How does the baby kangaroo end up in the mother’s pouch?

He has good maternal help, but he still has a lot of work to get to the marsupium, name of the famous pouch that the mother-kangaroo has in her womb. When about to give birth, the female lies on her back on the ground, with the pubic area slightly higher than the rest of her body.

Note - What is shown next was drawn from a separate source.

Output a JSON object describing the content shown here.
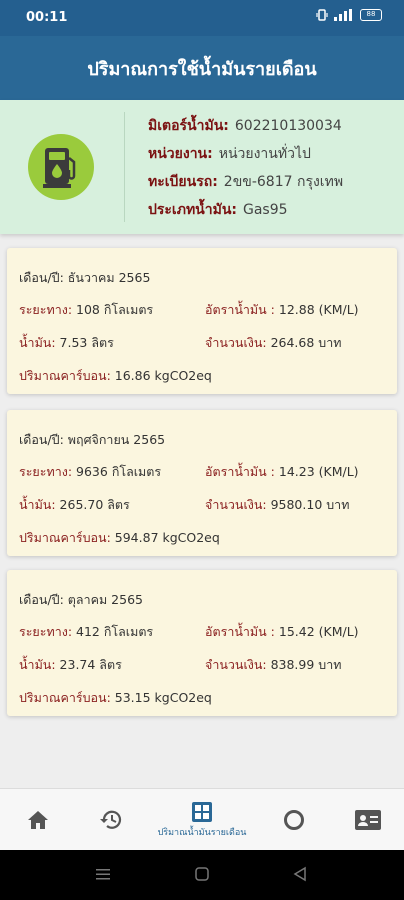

As soon as it is born, the calf takes advantage of the inclination of the mother’s body to slide towards the entrance of the pouch. Then he crawls into it until he’s comfortable. The whole process takes about ten minutes – an eternity for the baby kangaroo, which looks like a little worm at 2 centimeters in length. “At birth, it is still in an embryonic stage. His eyes are closed, he doesn’t have any fur, and his hind legs haven’t even developed. The calf drags itself only with the help of its front legs and you have to be very careful, because if it falls to the ground, its mother won’t rescue it and it will die», says zoologist Mario de Vivo, a specialist in mammals at the Museum of Zoology of the USP. Once inside the pouch, the newborn looks for the mother’s nipple to start feeding. When bitten, the nipple dilates and the puppy is trapped in it as if it were hitched. Attached to its mother, and always well fed, it completes its development in about 200 days.

This type of gestation was once considered a primitive process in the evolutionary scale of animals. Today, however, specialists see advantages for kangaroos in it. “It’s just a different reproductive strategy. The female is less compromised and, in a situation of food scarcity, for example, she can get rid of the calf and have a new calf at a more favorable moment”, says Mario.